Prévention et traitement
Ne pas monter trop vite trop haut dans le cas d’une ascension à pied: 300 à 500m de dénivelé par jour au-delà de 3.500 m. Ne pas faire d’efforts physiques inutiles ou inconsidérés, comme courir pour aller prendre des photos. Boire suffisamment d’eau. Il est très important de s’hydrater régulièrement et d’uriner car l’œdème est un problème de rétention d’eau. Ne pas prendre de somnifères, qui favorisent les pauses respiratoires pendant le sommeil et aggravent donc l’hypoxie. Ne pas refuser le diagnostic: la réponse ventilatoire à l’hypoxie est déterminée génétiquement, c’est pourquoi certains sujets s’acclimatent moins bien que d’autres dans un groupe. Boire du maté de coca, boisson à base de feuilles de coca, est le médicament traditionnel recommandé contre le soroche ou mal d’altitude.

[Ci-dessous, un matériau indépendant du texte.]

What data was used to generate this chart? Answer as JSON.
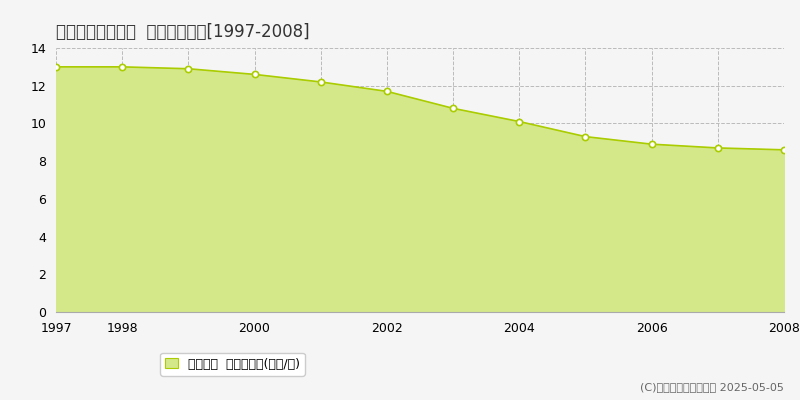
{
  "title": "揖斐郡大野町南方  基準地価推移[1997-2008]",
  "years": [
    1997,
    1998,
    1999,
    2000,
    2001,
    2002,
    2003,
    2004,
    2005,
    2006,
    2007,
    2008
  ],
  "values": [
    13.0,
    13.0,
    12.9,
    12.6,
    12.2,
    11.7,
    10.8,
    10.1,
    9.3,
    8.9,
    8.7,
    8.6
  ],
  "ylim": [
    0,
    14
  ],
  "yticks": [
    0,
    2,
    4,
    6,
    8,
    10,
    12,
    14
  ],
  "xticks": [
    1997,
    1998,
    1999,
    2000,
    2001,
    2002,
    2003,
    2004,
    2005,
    2006,
    2007,
    2008
  ],
  "xtick_labels": [
    "1997",
    "1998",
    "",
    "2000",
    "",
    "2002",
    "",
    "2004",
    "",
    "2006",
    "",
    "2008"
  ],
  "line_color": "#aacc00",
  "fill_color": "#d4e88a",
  "marker_color": "#ffffff",
  "marker_edge_color": "#aacc00",
  "grid_color": "#bbbbbb",
  "bg_color": "#f5f5f5",
  "legend_label": "基準地価  平均坪単価(万円/坪)",
  "copyright_text": "(C)土地価格ドットコム 2025-05-05",
  "title_fontsize": 12,
  "legend_fontsize": 9,
  "copyright_fontsize": 8,
  "tick_fontsize": 9
}
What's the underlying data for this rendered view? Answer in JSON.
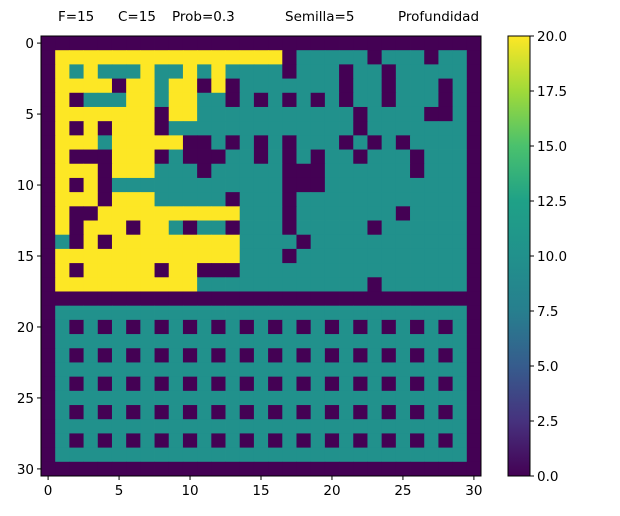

Pour les symptômes légers comme les maux de tête, l’aspirine peut aider. Le remède le plus efficace reste la descente, qui soulage toujours à condition de ne pas trop attendre. Une prise d’oxygène de quelques minutes permet en général une amélioration qu’il faut mettre à profit pour redescendre. Attention, il ne faut pas en tirer la conclusion d’un répit pour poursuivre l’ascension. La prise d’oxygène n’est pas un dopant, elle permet seulement de redescendre dans les meilleures conditions possibles.